The thing about pre-eclampsia is the placenta, since it is often necessary to deliver the baby in order to save the mother’s life. “This is a difficult decision for the obstetrician, because it is only after the 34th week that the fetus is mature.” Pre-eclampsia is characterized by a dysfunction in the endothelium, the interior surface of veins that causes blood to circulate to the tissues. The researchers have identified an increased action of an enzyme called phosphodiesterase, in pre-eclampsia women. This enzyme prevents vessel dilation.
“Some drugs in the market will inhibit their action, such as sildenafil, Viagra, but there’s a long way to go until you get to conduct a clinical trial to test it on pregnant women.” If large-scale use is far-fetched, Poli says that studies can lead to the definition of markers that assist in the diagnosis. The following faculty members are participating in the project: Dr Bartira Pinheiro da Costa, Dr Ana Elizabeth Figueiredo, Dr Ivan Antonello and Dr Domingos D’Avila.
Challenging Alzheimer’s and Meningitis
Researchers at the Brain Institute are looking to find out about the role played by ureases in neurological disorders, such as Alzheimer’s and meningitis. Ureases are enzymes produced by bacteria that cause various types of diseases. This is the first step toward a larger goal: to identify molecules that inhibit these proteins and have a therapeutic effect against infections caused by microorganisms that affect the Central Nervous System (CNS).
Epidemiological studies have pointed that Helicobacter pylori infection had consequences on Alzheimer’s disease. These effects can lead to gastritis and gastric cancer. This pathogen produces large amounts of urease, which is critical to the bacterium’s survival, as it neutralizes stomach acid. Half of the world’s population is infected with H. pylori (75% do not show symptoms), and the percentage of patients with Alzheimer’s is much higher. The group led by Professor Célia Carlini has identified that urease loosens the bond between cells not only the epithelium (tissue that covers exposed surfaces and cavities), but also the endothelium (cell layer that covers the vessels).
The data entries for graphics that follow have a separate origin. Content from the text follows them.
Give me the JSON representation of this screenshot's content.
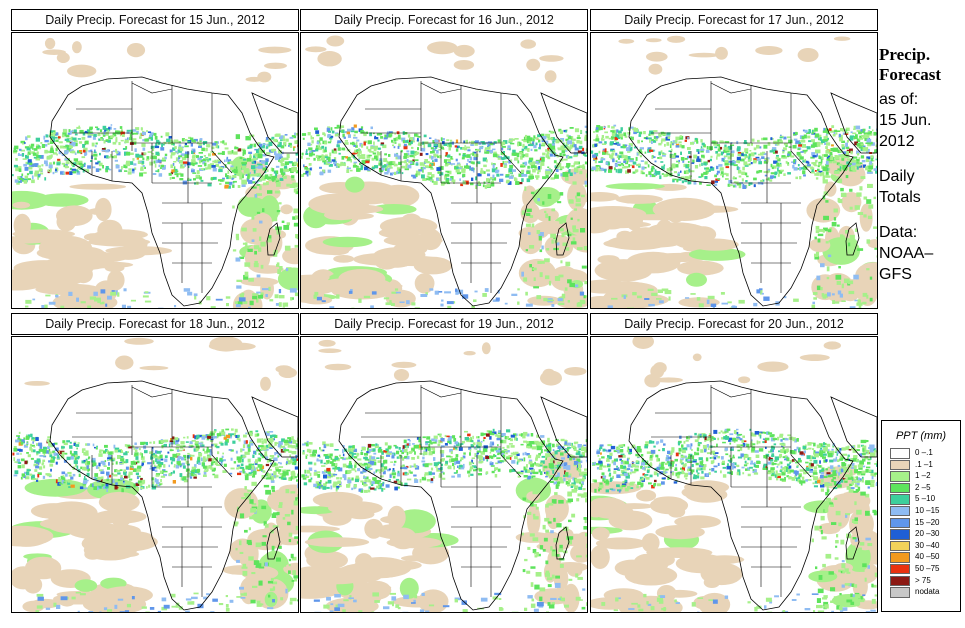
{
  "panels": [
    {
      "title": "Daily Precip. Forecast for  15 Jun., 2012",
      "seed": 15
    },
    {
      "title": "Daily Precip. Forecast for  16 Jun., 2012",
      "seed": 16
    },
    {
      "title": "Daily Precip. Forecast for  17 Jun., 2012",
      "seed": 17
    },
    {
      "title": "Daily Precip. Forecast for  18 Jun., 2012",
      "seed": 18
    },
    {
      "title": "Daily Precip. Forecast for  19 Jun., 2012",
      "seed": 19
    },
    {
      "title": "Daily Precip. Forecast for  20 Jun., 2012",
      "seed": 20
    }
  ],
  "sidebar": {
    "heading_line1": "Precip.",
    "heading_line2": "Forecast",
    "as_of_label": "as of:",
    "date_line1": "15 Jun.",
    "date_line2": "2012",
    "totals_line1": "Daily",
    "totals_line2": "Totals",
    "data_label": "Data:",
    "source_line1": "NOAA–",
    "source_line2": "GFS"
  },
  "legend": {
    "title": "PPT (mm)",
    "items": [
      {
        "label": "0 –.1",
        "color": "#ffffff"
      },
      {
        "label": ".1 –1",
        "color": "#e8d4b8"
      },
      {
        "label": "1 –2",
        "color": "#a6f08a"
      },
      {
        "label": "2 –5",
        "color": "#5ee35c"
      },
      {
        "label": "5 –10",
        "color": "#3dcf9c"
      },
      {
        "label": "10 –15",
        "color": "#8fbcf2"
      },
      {
        "label": "15 –20",
        "color": "#5f96ea"
      },
      {
        "label": "20 –30",
        "color": "#1f5fd6"
      },
      {
        "label": "30 –40",
        "color": "#f2d35a"
      },
      {
        "label": "40 –50",
        "color": "#f29a1f"
      },
      {
        "label": "50 –75",
        "color": "#e8320f"
      },
      {
        "label": "> 75",
        "color": "#8c1a14"
      },
      {
        "label": "nodata",
        "color": "#c8c8c8"
      }
    ]
  }
}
Once it is found in blood circulation, this mechanism could facilitate the circulation of urease into the CNS.
In insects, it has been shown that plant ureases affect the electrical communication between cells. The group now characterizes the neurotoxic effect in mammalian models, as they are studying, for example, what happens in the hippocampus (considered to be the home to memory) of mice treated with the proteins.
The second part of the research seeks to understand the relationship between meningitis in newborns and Proteus mirabilis, which causes infections in the urinary tract. It seeks to detect the presence of urease in the cerebrospinal fluid (one of the components of the nervous system) of infants hospitalized at São Lucas Hospital. The fluid has already been collected for diagnostic purposes and the identification of the bacteria. Then, follow-up studies of the cases are expected to be conducted. The idea is to assess whether patients with urease-positive CSF had the most severe cases of meningitis.
The study involves the following researchers: Two CNPq 1A (top level) research fellows – Dr Jaderson Costa da Costa and Dr Célia Carlini; Dr Magda Lahorgue Nunes and postdoctoral fellows Felipe Kalil and Augusto Uberti, as well as Master’s and PhD students. International partners at the Universities of Louvain (Belgium) and Shanghai (China) will contribute to the training of PUCRS personnel in electrophysiology methodologies. These methods will evaluate the electrical communication between the neurons and between neurons and muscles.